Global oil markets eased modestly Tuesday, following the biggest single-day surge in more than three decades, but prices could continue to climb in the coming weeks as investors assess the impact of weekend drone attacks on Saudi oilfields and look to U.S. shale production to fill the expected gap in world crude supplies.
With investors still waiting for a formal assessment from Saudi Arabia as to when it will return its two main oilfields to full capacity following Saturday's attacks, market attention is now turning towards the ongoing boom in U.S. shale production, which the Energy Department expects to reach 8.8 million barrels per day next month. Saudi Arabia's new Energy Minister, Prince Abdulaziz bin Salman, is expected to update the media on the scale of the outages later today.

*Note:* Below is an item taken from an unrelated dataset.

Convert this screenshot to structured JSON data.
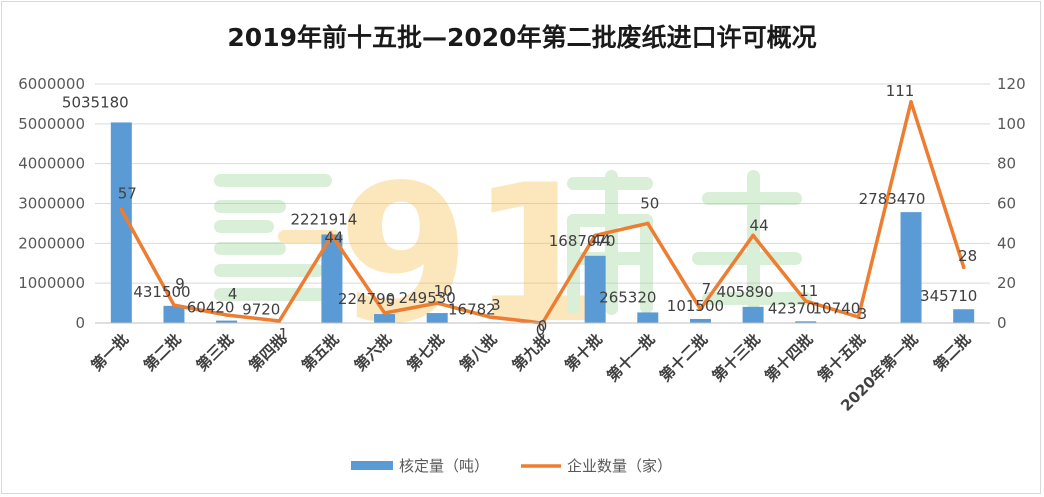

Around half of that total -- a record high 4.485 million barrels -- is expected to come from the shale-rich Permian Basin that laps between Texas and New Mexico, with increases also forecast for the Bakken region shared by North Dakota and Montana and the Eagle Ford field in north Texas.

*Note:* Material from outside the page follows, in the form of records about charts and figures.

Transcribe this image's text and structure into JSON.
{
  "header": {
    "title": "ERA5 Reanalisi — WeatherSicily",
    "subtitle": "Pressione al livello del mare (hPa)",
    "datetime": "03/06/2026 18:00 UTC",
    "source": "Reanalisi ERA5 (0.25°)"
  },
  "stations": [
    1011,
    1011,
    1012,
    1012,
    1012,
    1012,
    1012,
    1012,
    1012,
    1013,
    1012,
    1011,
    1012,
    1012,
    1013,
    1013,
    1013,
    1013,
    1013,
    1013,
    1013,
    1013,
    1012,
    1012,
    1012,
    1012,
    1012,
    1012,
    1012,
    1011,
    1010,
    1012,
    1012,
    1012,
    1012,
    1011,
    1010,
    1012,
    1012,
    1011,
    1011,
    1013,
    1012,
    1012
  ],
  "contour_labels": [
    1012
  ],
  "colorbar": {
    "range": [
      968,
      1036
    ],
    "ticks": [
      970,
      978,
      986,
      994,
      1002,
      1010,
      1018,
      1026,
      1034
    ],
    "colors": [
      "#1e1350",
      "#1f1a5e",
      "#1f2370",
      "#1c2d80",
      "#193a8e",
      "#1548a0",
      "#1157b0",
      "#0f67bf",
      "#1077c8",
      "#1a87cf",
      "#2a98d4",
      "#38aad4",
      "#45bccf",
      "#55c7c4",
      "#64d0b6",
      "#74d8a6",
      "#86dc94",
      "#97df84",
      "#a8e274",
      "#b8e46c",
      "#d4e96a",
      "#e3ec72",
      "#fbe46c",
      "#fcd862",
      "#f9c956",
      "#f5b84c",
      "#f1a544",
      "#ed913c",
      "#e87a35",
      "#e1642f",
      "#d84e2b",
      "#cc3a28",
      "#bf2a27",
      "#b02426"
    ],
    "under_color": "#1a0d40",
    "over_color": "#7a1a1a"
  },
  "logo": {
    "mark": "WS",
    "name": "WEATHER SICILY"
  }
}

Overall U.S. oil production, which is forecast to reach 13 million barrels per day next year, is expected to be crucial in offsetting the market impact of Saturday's drone attacks on the Abqaiq and Khurais facilities in Saudi Arabia, which have knocked out more than half of the Kingdom's production capacity of 5.7 million barrels per day, a figure that represents around 5% of global supply.

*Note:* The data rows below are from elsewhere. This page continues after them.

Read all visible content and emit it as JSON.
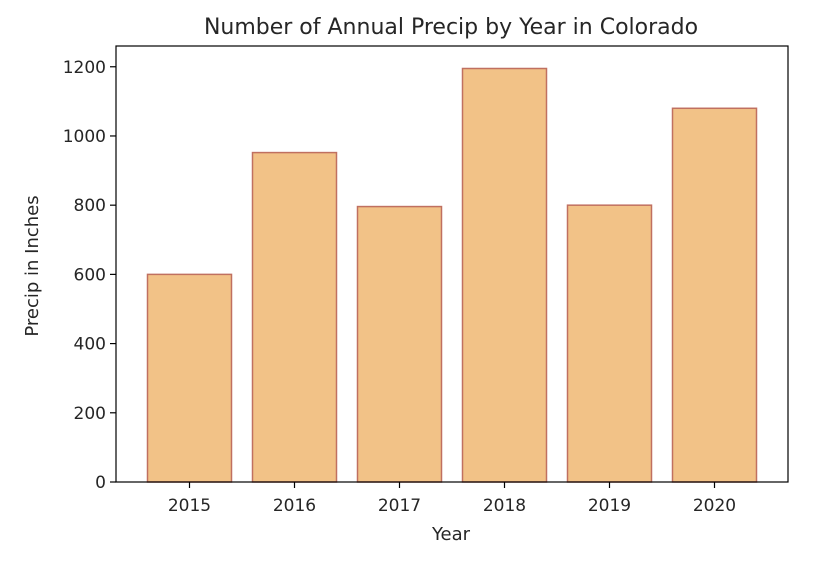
{
  "chart_data": {
    "type": "bar",
    "title": "Number of Annual Precip by Year in Colorado",
    "xlabel": "Year",
    "ylabel": "Precip in Inches",
    "categories": [
      "2015",
      "2016",
      "2017",
      "2018",
      "2019",
      "2020"
    ],
    "values": [
      600,
      952,
      796,
      1195,
      800,
      1080
    ],
    "ylim": [
      0,
      1260
    ],
    "yticks": [
      0,
      200,
      400,
      600,
      800,
      1000,
      1200
    ],
    "grid": false,
    "bar_color": "#f2c287",
    "bar_edge_color": "#c07060"
  }
}
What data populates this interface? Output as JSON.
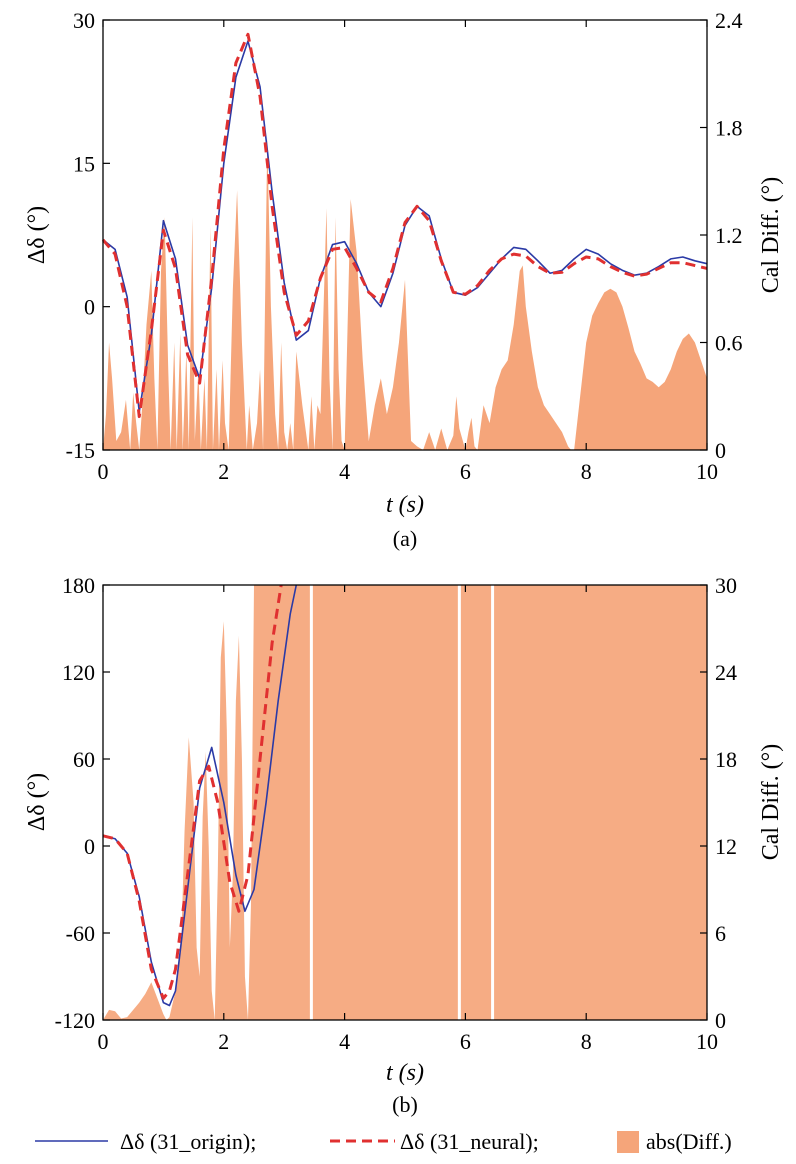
{
  "colors": {
    "origin": "#2b3aa6",
    "neural": "#e03030",
    "diff": "#f5a57a",
    "diff_light": "#f8c8a8"
  },
  "legend": {
    "origin_label": "Δδ (31_origin);",
    "neural_label": "Δδ (31_neural);",
    "diff_label": "abs(Diff.)"
  },
  "chart_data": [
    {
      "type": "line",
      "panel_label": "(a)",
      "xlabel": "t (s)",
      "ylabel_left": "Δδ (°)",
      "ylabel_right": "Cal Diff. (°)",
      "xlim": [
        0,
        10
      ],
      "ylim_left": [
        -15,
        30
      ],
      "ylim_right": [
        0,
        2.4
      ],
      "xticks": [
        "0",
        "2",
        "4",
        "6",
        "8",
        "10"
      ],
      "yticks_left": [
        "-15",
        "0",
        "15",
        "30"
      ],
      "yticks_right": [
        "0",
        "0.6",
        "1.2",
        "1.8",
        "2.4"
      ],
      "series": [
        {
          "name": "Δδ (31_origin)",
          "style": "solid",
          "x": [
            0,
            0.2,
            0.4,
            0.6,
            0.8,
            1.0,
            1.2,
            1.4,
            1.6,
            1.8,
            2.0,
            2.2,
            2.4,
            2.6,
            2.8,
            3.0,
            3.2,
            3.4,
            3.6,
            3.8,
            4.0,
            4.2,
            4.4,
            4.6,
            4.8,
            5.0,
            5.2,
            5.4,
            5.6,
            5.8,
            6.0,
            6.2,
            6.4,
            6.6,
            6.8,
            7.0,
            7.2,
            7.4,
            7.6,
            7.8,
            8.0,
            8.2,
            8.4,
            8.6,
            8.8,
            9.0,
            9.2,
            9.4,
            9.6,
            9.8,
            10.0
          ],
          "values": [
            7.0,
            6.0,
            1.0,
            -11.0,
            -3.0,
            9.0,
            5.0,
            -4.0,
            -7.5,
            2.0,
            15.0,
            24.0,
            27.8,
            23.0,
            12.0,
            2.5,
            -3.5,
            -2.5,
            3.0,
            6.5,
            6.8,
            4.5,
            1.5,
            0.0,
            3.5,
            8.5,
            10.5,
            9.5,
            5.0,
            1.5,
            1.2,
            2.0,
            3.5,
            5.0,
            6.2,
            6.0,
            4.8,
            3.5,
            3.8,
            5.0,
            6.0,
            5.5,
            4.5,
            3.8,
            3.3,
            3.5,
            4.2,
            5.0,
            5.2,
            4.8,
            4.5
          ]
        },
        {
          "name": "Δδ (31_neural)",
          "style": "dashed",
          "x": [
            0,
            0.2,
            0.4,
            0.6,
            0.8,
            1.0,
            1.2,
            1.4,
            1.6,
            1.8,
            2.0,
            2.2,
            2.4,
            2.6,
            2.8,
            3.0,
            3.2,
            3.4,
            3.6,
            3.8,
            4.0,
            4.2,
            4.4,
            4.6,
            4.8,
            5.0,
            5.2,
            5.4,
            5.6,
            5.8,
            6.0,
            6.2,
            6.4,
            6.6,
            6.8,
            7.0,
            7.2,
            7.4,
            7.6,
            7.8,
            8.0,
            8.2,
            8.4,
            8.6,
            8.8,
            9.0,
            9.2,
            9.4,
            9.6,
            9.8,
            10.0
          ],
          "values": [
            7.0,
            5.5,
            0.0,
            -11.5,
            -2.5,
            8.0,
            4.0,
            -5.0,
            -8.0,
            3.0,
            16.5,
            25.5,
            28.5,
            22.0,
            10.5,
            1.5,
            -3.0,
            -1.5,
            3.0,
            6.0,
            6.2,
            4.0,
            1.5,
            0.5,
            4.0,
            8.8,
            10.5,
            9.0,
            4.8,
            1.5,
            1.3,
            2.2,
            3.8,
            5.0,
            5.5,
            5.3,
            4.2,
            3.5,
            3.6,
            4.5,
            5.2,
            5.0,
            4.2,
            3.6,
            3.2,
            3.4,
            4.0,
            4.6,
            4.6,
            4.3,
            4.0
          ]
        },
        {
          "name": "abs(Diff.)",
          "style": "area",
          "axis": "right",
          "x": [
            0,
            0.05,
            0.1,
            0.15,
            0.22,
            0.3,
            0.38,
            0.45,
            0.5,
            0.55,
            0.6,
            0.65,
            0.72,
            0.8,
            0.85,
            0.9,
            0.96,
            1.02,
            1.08,
            1.12,
            1.18,
            1.22,
            1.28,
            1.32,
            1.38,
            1.42,
            1.48,
            1.52,
            1.58,
            1.62,
            1.68,
            1.72,
            1.78,
            1.82,
            1.88,
            1.92,
            1.98,
            2.02,
            2.08,
            2.15,
            2.22,
            2.3,
            2.38,
            2.42,
            2.48,
            2.55,
            2.6,
            2.65,
            2.72,
            2.78,
            2.85,
            2.9,
            2.95,
            3.0,
            3.05,
            3.1,
            3.15,
            3.2,
            3.3,
            3.4,
            3.45,
            3.5,
            3.55,
            3.6,
            3.7,
            3.75,
            3.8,
            3.85,
            3.9,
            3.95,
            4.0,
            4.1,
            4.2,
            4.3,
            4.4,
            4.5,
            4.6,
            4.7,
            4.8,
            4.9,
            5.0,
            5.05,
            5.1,
            5.2,
            5.3,
            5.4,
            5.45,
            5.5,
            5.6,
            5.7,
            5.8,
            5.85,
            5.9,
            6.0,
            6.05,
            6.1,
            6.15,
            6.2,
            6.3,
            6.4,
            6.5,
            6.6,
            6.7,
            6.8,
            6.9,
            6.95,
            7.0,
            7.1,
            7.2,
            7.3,
            7.4,
            7.5,
            7.6,
            7.7,
            7.75,
            7.8,
            7.9,
            8.0,
            8.1,
            8.2,
            8.3,
            8.4,
            8.5,
            8.6,
            8.7,
            8.8,
            8.9,
            9.0,
            9.1,
            9.2,
            9.3,
            9.4,
            9.5,
            9.6,
            9.7,
            9.8,
            9.9,
            10.0
          ],
          "values": [
            0.0,
            0.2,
            0.6,
            0.4,
            0.05,
            0.1,
            0.28,
            0.0,
            0.32,
            0.15,
            0.0,
            0.25,
            0.7,
            1.0,
            0.4,
            0.0,
            1.0,
            1.3,
            0.45,
            0.0,
            0.6,
            0.0,
            0.65,
            0.0,
            0.55,
            0.0,
            1.3,
            0.05,
            0.45,
            0.0,
            0.4,
            0.0,
            1.25,
            0.0,
            0.45,
            0.0,
            0.5,
            0.15,
            0.0,
            0.9,
            1.45,
            0.6,
            0.0,
            0.25,
            0.0,
            0.15,
            0.45,
            0.0,
            1.75,
            0.8,
            0.2,
            0.0,
            0.6,
            0.1,
            0.0,
            0.15,
            0.0,
            0.55,
            0.25,
            0.0,
            0.3,
            0.0,
            0.25,
            0.2,
            1.35,
            0.4,
            0.0,
            1.3,
            0.45,
            0.05,
            0.0,
            1.4,
            1.1,
            0.5,
            0.05,
            0.25,
            0.4,
            0.2,
            0.35,
            0.6,
            0.95,
            0.5,
            0.05,
            0.02,
            0.0,
            0.1,
            0.05,
            0.0,
            0.12,
            0.0,
            0.08,
            0.3,
            0.12,
            0.0,
            0.1,
            0.18,
            0.02,
            0.0,
            0.25,
            0.15,
            0.35,
            0.45,
            0.5,
            0.7,
            1.0,
            1.03,
            0.8,
            0.55,
            0.35,
            0.25,
            0.2,
            0.15,
            0.1,
            0.02,
            0.0,
            0.0,
            0.3,
            0.6,
            0.75,
            0.82,
            0.88,
            0.9,
            0.88,
            0.8,
            0.68,
            0.55,
            0.48,
            0.4,
            0.38,
            0.35,
            0.38,
            0.45,
            0.55,
            0.62,
            0.65,
            0.6,
            0.5,
            0.4
          ]
        }
      ]
    },
    {
      "type": "line",
      "panel_label": "(b)",
      "xlabel": "t (s)",
      "ylabel_left": "Δδ (°)",
      "ylabel_right": "Cal Diff. (°)",
      "xlim": [
        0,
        10
      ],
      "ylim_left": [
        -120,
        180
      ],
      "ylim_right": [
        0,
        30
      ],
      "xticks": [
        "0",
        "2",
        "4",
        "6",
        "8",
        "10"
      ],
      "yticks_left": [
        "-120",
        "-60",
        "0",
        "60",
        "120",
        "180"
      ],
      "yticks_right": [
        "0",
        "6",
        "12",
        "18",
        "24",
        "30"
      ],
      "series": [
        {
          "name": "Δδ (31_origin)",
          "style": "solid",
          "x": [
            0,
            0.2,
            0.4,
            0.6,
            0.8,
            1.0,
            1.1,
            1.2,
            1.4,
            1.6,
            1.8,
            2.0,
            2.2,
            2.35,
            2.5,
            2.7,
            2.9,
            3.1,
            3.2
          ],
          "values": [
            7.0,
            5.0,
            -5.0,
            -35.0,
            -80.0,
            -108.0,
            -110.0,
            -100.0,
            -30.0,
            40.0,
            68.0,
            30.0,
            -20.0,
            -45.0,
            -30.0,
            30.0,
            100.0,
            160.0,
            180.0
          ]
        },
        {
          "name": "Δδ (31_neural)",
          "style": "dashed",
          "x": [
            0,
            0.2,
            0.4,
            0.6,
            0.8,
            1.0,
            1.1,
            1.2,
            1.4,
            1.6,
            1.75,
            1.9,
            2.1,
            2.25,
            2.4,
            2.6,
            2.8,
            2.95
          ],
          "values": [
            7.0,
            5.0,
            -5.0,
            -38.0,
            -85.0,
            -105.0,
            -100.0,
            -85.0,
            -20.0,
            45.0,
            55.0,
            30.0,
            -25.0,
            -45.0,
            -20.0,
            60.0,
            140.0,
            180.0
          ]
        },
        {
          "name": "abs(Diff.)",
          "style": "area",
          "axis": "right",
          "x": [
            0,
            0.1,
            0.2,
            0.3,
            0.4,
            0.5,
            0.6,
            0.7,
            0.8,
            0.9,
            1.0,
            1.05,
            1.1,
            1.2,
            1.3,
            1.35,
            1.42,
            1.5,
            1.55,
            1.6,
            1.65,
            1.7,
            1.75,
            1.8,
            1.85,
            1.9,
            1.95,
            2.0,
            2.05,
            2.1,
            2.15,
            2.2,
            2.25,
            2.3,
            2.35,
            2.4,
            2.45,
            2.5
          ],
          "values": [
            0.0,
            0.7,
            0.6,
            0.1,
            0.2,
            0.7,
            1.2,
            1.8,
            2.6,
            1.5,
            0.4,
            0.0,
            0.2,
            2.0,
            6.0,
            13.0,
            19.5,
            15.0,
            5.0,
            3.0,
            14.0,
            18.5,
            12.0,
            2.0,
            0.0,
            10.0,
            25.0,
            27.5,
            20.0,
            5.0,
            10.0,
            22.0,
            26.5,
            18.0,
            3.0,
            0.0,
            8.0,
            30.0
          ],
          "saturated_after_x": 2.5,
          "gaps_x": [
            3.45,
            5.9,
            6.45
          ]
        }
      ]
    }
  ]
}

"Saudi Arabia said that it will use existing inventories to fill the supply gap; however, inventories have already been depleted this year due to output cuts and the supply gap could be overwhelming if the current output disruptions are prolonged," said ING's Warren Patterson.
Brent crude contracts for November delivery, which soared 14.6% yesterday -- the most in more than three decades -- fell $1.08 lower to $ $67.94 per barrel in early European trading, but were still marked at a four-month high.
WTI contracts for October, which are more tightly linked with U.S. gasoline prices, pared some of yesterday's 14.7% advance, the most since December 2008, and were marked 94 cents lower at $61.96 per barrel.
OPEC production cuts, which have taking more than 1.2 million barrels per day from the market since late 2017, and are expected to continue into the first quarter of next year, have not only depleted Saudi Arabia's overall stockpiles but also reduced the so-called supply cushion in global crude markets, making them increasingly vulnerable to disruption-lead price surges.
U.S. sanctions on the sale of crude from Iran, whose exports have fallen more by more than 2 million barrels per day since April, as well as similar restrictions on exports from Venezuela, have kept global markets tight for much of the first half of the year.